A Chat With Gary Brotman, CEO of Secondmind on Building Data-Efficient AI Software

Tell us about Secondmind

Secondmind is a UK deep-tech scaleup building data-efficient AI software for model-based engineering that reduces complexity in physical product design. Today we operate in Europe, Japan and North America, with a primary focus on the automotive sector, where modern vehicles combine tightly coupled mechanical, electrical and software systems with billions of potential design and calibration combinations. The scale of this rising complexity now exceeds what traditional simulation and testing workflows can manage efficiently.

Secondmind acts as a cognitive layer between engineering intent and the physical systems being developed. It integrates into existing toolchains and identifies the minimum set of simulations and physical tests required to meet a defined performance objective. Rather than replacing engineering expertise, we amplify it by helping engineers discover new design options, make better decisions earlier, and reduce costly late-stage rework.

This translates into measurable bottom-line impact. For example, a major car manufacturer recently used Secondmind’s Design Space Exploration capabilities to discover new e-motor designs in less time than their incumbent tools, while simultaneously reducing bill-of-materials cost. By intelligently navigating trade-offs between performance variables, Secondmind helped engineers select a design that exceeded power and driving comfort targets while reducing component cost by an estimated $27 per unit — equivalent to approximately $11 million in annual savings at full production scale. This combination of time savings, performance improvement and cost reduction defines our value proposition.

What makes Secondmind unique?

Much of today’s AI narrative focuses on scale — larger models, more data and more compute. Engineering environments operate under fundamentally different constraints. Simulations consume significant computational resources. Prototypes are expensive. Physical testing takes months. In this context, efficiency is not optional; it is structural.

Secondmind was built around data-efficiency. Our Active Learning system reduces required simulation and test data by up to 80% while maintaining high-precision models with calibrated uncertainty. Rather than running thousands of experiments in a brute-force manner, we identify and execute only those that are most informative.

In calibration, this means our software can optimise control system performance in roughly half the time of incumbent tools. That reduction in iteration cycles materially compresses development timelines.

In addition to data-efficiency, a key differentiator is our ability to blend virtual simulation data with real-world test data within a single probabilistic framework. Most AI systems in engineering rely either on historical datasets or purely simulated environments. In complex physical systems, neither is sufficient alone. Simulation provides breadth; physical testing provides ground truth.
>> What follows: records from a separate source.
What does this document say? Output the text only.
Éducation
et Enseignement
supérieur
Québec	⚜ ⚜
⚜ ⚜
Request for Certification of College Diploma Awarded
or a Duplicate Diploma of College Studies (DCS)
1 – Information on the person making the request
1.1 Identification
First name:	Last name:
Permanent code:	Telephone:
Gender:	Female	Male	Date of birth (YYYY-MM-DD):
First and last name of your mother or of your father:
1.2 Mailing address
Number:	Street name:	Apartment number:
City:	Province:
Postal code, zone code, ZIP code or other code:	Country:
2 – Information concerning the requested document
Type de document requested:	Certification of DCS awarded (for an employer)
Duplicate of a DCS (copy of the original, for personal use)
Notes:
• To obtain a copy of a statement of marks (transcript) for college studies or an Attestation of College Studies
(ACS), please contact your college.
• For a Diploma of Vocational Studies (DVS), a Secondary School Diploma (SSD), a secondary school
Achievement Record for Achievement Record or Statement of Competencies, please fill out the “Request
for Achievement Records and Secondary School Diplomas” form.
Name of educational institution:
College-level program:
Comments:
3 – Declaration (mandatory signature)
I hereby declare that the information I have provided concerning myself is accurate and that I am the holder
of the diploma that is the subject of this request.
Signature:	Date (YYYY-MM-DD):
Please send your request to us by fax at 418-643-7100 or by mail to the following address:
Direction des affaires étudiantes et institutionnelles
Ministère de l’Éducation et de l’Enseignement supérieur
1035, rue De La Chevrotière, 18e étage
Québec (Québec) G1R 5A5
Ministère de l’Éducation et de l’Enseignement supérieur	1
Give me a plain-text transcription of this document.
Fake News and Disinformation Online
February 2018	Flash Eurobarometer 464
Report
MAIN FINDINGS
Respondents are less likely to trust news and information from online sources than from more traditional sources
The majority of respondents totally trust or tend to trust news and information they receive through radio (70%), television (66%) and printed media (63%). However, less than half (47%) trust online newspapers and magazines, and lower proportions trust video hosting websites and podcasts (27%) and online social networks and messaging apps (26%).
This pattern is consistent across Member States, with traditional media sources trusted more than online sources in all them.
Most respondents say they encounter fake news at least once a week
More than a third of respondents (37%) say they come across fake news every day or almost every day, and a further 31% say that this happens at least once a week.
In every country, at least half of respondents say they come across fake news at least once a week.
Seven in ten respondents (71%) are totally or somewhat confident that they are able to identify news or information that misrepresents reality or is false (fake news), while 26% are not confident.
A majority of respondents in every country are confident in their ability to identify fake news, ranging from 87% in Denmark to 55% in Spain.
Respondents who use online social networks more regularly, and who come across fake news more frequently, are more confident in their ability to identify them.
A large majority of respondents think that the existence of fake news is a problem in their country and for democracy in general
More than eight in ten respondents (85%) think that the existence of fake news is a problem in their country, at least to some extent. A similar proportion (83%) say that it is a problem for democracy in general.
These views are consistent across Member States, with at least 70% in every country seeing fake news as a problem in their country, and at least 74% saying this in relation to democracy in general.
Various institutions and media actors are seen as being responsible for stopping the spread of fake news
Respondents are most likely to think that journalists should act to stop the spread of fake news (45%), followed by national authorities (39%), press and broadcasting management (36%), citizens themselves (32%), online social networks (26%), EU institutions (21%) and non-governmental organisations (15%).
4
By fusing both, Secondmind enables efficiency without sacrificing real-world fidelity. We view this hybridisation as essential to scalable and trustworthy AI in precision engineering.

How has Secondmind evolved?

Automotive was a deliberate beachhead choice to validate our broader platform strategy. Our belief was that if we could deliver measurable outcomes in one of the world’s most complex engineering environments, the same technology approach would translate to other industries with expensive experimentation and constrained design spaces. Our success in automotive has validated that thesis.

We focused initially on vehicle powertrains and control systems, where the engineering trade-offs are acute and the business value of faster, more confident decisions is quantifiable. Our work with global OEMs and Tier 1 suppliers demonstrated repeatable economic value inside real R&D and production workflows. This strengthened our conviction that building a scalable platform from a focused vertical entry point was the right technology and business strategy.

What can we see from Secondmind in the future?

Our future growth follows both vertical and horizontal paths.

Vertically, we will extend further across the automotive lifecycle — from early-stage system design and calibration into manufacturing optimisation and continuous in-field performance improvement. The same data-efficient framework that accelerates design exploration can also improve production yield and operational performance once vehicles are deployed.

Horizontally, we will apply the platform to industries facing similar engineering complexity challenges, including semiconductors, advanced materials, consumer appliances and data centre infrastructure. We view the modern data centre as a stationary powertrain, which is a tightly coupled system responsible for energy conversion, distribution, thermal management and performance optimization at scale. The rapid build-out of AI infrastructure is placing increasing strain on power generation, distribution and cooling systems, each a complex physical engineering challenge in its own right. Improving their efficiency demands the same kind of data-efficient design and performance optimisation that Secondmind cloud-native software has already demonstrated in automotive powertrains and control systems.

The common denominator, however, is not the sector itself, but the presence of constrained engineering environments where blending simulation with real-world data creates structural and competitive advantage.
Longer term, we see Secondmind as a foundational player in Lifecycle AI – AI that is applied and traceable across the entire product lifecycle, from early discovery through design, production and real-world operation of systems in the physical world.

Our overriding purpose remains constant: not to replace engineers, but to augment their intelligence in environments where precision, efficiency and trust are non-negotiable.